12 . The method of claim 11 , wherein the prognostic schedule is displayed to the first user in a natural language format.
13 . The method of claim 11 , wherein the method further comprises:
using the at least a processor, generating a behavior modification prompt;
using the at least a processor, displaying the behavior modification prompt to the first user;
using the at least a processor, receiving a behavior modification input; and
using the at least a processor, determining the prognostic schedule as a function of the behavior modification input.
14 . The method of claim 11 , wherein the method further comprises, using the at least a processor, displaying a notification to a second user as a function of detection of the consultation event reference.
15 . The method of claim 11 , wherein scheduling the consultation event comprises scheduling an automatically recurring consultation event.
16 . The method of claim 11 , wherein the method further comprises:
using the at least a processor, identifying a treatment lapse datum; and
using the at least a processor, scheduling a second consultation event as a function of the treatment lapse datum.
17 . The method of claim 16 , wherein the method further comprises, using the at least a processor, displaying a notification to a second user as a function of the treatment lapse datum.

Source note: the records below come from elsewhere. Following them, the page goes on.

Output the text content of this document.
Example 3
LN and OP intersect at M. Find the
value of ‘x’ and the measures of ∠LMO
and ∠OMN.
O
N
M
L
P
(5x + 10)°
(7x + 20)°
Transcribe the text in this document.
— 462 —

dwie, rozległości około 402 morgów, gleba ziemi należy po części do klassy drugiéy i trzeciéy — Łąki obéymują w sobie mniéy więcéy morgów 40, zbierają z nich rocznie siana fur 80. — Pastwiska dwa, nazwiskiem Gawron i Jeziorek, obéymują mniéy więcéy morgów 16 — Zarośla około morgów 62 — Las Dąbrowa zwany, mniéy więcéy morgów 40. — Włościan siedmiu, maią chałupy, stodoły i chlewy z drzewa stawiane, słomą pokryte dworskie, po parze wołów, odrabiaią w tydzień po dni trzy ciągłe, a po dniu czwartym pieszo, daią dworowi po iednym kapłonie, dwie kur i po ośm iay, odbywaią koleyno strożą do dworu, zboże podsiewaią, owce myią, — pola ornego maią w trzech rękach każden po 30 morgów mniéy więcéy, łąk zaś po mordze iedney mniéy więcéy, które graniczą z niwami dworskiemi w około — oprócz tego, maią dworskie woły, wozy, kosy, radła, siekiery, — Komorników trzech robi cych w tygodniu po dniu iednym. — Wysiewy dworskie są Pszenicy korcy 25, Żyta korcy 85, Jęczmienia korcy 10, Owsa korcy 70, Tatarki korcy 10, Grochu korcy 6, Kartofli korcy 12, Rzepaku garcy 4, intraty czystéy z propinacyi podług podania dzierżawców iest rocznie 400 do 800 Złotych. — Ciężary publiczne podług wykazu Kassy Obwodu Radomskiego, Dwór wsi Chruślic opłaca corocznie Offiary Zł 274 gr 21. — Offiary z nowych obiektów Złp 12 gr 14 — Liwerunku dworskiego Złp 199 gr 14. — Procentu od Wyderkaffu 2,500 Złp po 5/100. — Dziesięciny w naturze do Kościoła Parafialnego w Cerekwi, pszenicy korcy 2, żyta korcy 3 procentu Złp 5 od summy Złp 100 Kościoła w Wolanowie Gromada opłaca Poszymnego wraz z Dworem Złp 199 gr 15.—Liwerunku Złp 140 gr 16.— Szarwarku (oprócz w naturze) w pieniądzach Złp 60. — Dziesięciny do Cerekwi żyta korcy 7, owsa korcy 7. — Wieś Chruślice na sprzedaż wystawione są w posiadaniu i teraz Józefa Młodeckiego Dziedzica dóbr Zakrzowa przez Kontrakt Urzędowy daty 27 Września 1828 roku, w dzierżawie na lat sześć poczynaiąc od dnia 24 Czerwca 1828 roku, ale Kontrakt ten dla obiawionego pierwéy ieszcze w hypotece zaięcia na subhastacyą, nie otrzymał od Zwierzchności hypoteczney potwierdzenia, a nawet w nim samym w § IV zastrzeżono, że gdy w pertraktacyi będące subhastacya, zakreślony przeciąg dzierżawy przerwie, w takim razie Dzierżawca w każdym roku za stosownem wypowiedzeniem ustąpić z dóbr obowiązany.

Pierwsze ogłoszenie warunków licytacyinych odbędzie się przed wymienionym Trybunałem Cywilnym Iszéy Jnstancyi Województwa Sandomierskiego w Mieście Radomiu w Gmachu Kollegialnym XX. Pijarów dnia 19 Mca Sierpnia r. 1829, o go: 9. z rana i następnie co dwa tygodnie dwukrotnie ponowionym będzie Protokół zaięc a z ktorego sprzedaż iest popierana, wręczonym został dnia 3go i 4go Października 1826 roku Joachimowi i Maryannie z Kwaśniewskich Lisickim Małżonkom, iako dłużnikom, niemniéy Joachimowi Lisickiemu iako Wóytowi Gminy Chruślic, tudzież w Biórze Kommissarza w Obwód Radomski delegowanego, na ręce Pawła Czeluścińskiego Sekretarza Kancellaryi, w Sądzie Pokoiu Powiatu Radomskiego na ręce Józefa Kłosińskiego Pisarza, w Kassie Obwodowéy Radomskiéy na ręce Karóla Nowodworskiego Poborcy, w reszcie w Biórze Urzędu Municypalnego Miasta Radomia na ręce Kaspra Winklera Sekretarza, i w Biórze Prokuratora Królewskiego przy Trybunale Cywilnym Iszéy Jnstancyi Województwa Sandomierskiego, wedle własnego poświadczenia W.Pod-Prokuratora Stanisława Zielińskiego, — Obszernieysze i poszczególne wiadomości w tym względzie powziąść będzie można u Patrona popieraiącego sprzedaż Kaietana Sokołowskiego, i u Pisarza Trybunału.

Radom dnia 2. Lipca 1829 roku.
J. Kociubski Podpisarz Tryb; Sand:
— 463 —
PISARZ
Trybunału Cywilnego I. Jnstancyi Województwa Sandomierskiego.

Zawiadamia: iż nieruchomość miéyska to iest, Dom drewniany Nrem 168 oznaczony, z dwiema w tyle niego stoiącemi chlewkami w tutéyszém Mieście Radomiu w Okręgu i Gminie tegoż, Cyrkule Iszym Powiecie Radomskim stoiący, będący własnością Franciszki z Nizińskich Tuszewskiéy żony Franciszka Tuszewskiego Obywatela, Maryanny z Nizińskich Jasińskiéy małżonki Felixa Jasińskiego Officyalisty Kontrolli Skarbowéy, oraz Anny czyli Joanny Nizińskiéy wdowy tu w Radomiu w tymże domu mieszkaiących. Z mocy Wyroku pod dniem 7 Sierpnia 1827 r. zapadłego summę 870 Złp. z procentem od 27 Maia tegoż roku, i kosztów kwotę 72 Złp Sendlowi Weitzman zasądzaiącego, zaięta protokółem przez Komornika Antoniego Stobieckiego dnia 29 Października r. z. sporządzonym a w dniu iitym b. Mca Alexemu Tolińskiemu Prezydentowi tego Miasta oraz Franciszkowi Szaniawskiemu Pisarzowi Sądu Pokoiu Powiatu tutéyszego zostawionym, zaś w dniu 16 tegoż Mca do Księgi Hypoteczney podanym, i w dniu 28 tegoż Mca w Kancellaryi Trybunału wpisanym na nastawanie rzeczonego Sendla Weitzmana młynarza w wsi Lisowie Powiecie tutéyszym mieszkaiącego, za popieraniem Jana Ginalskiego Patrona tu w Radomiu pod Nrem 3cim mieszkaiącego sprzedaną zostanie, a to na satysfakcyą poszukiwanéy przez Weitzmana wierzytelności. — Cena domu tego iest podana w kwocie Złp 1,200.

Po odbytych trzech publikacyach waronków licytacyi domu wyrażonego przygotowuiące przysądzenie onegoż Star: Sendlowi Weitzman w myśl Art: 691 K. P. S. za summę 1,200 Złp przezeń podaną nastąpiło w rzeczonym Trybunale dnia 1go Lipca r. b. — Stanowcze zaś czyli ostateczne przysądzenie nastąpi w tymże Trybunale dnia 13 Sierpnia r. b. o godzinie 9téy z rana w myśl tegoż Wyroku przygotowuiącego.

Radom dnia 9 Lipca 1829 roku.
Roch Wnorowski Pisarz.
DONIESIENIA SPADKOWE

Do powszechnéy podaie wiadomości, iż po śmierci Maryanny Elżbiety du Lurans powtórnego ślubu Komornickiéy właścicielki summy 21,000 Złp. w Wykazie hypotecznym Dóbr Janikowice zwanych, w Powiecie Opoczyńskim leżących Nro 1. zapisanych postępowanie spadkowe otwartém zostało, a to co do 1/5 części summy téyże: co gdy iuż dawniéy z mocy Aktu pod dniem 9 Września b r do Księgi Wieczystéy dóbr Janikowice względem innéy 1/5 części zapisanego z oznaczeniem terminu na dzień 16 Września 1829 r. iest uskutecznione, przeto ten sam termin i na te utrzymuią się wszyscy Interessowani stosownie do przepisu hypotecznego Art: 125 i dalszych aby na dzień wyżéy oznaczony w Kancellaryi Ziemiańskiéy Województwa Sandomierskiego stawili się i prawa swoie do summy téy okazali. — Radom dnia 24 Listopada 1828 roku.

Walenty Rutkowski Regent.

18 . The method of claim 11 , wherein the first consultation event comprises an asynchronous consultation event.
19 . The method of claim 18 , wherein the method further comprises:
using the at least a processor, receiving an asynchronous consultation event datum;
using the at least a processor, transmitting the asynchronous consultation event datum to a remote device operated by a medical professional; and
using the at least a processor, receiving from the remote device an asynchronous consultation event authorization datum.
20 . The method of claim 18 , wherein the method further comprises:
using the at least a processor, receiving an asynchronous consultation event datum; and
using the at least a processor and a language model, determining an asynchronous consultation event authorization datum as a function of the asynchronous consultation event datum.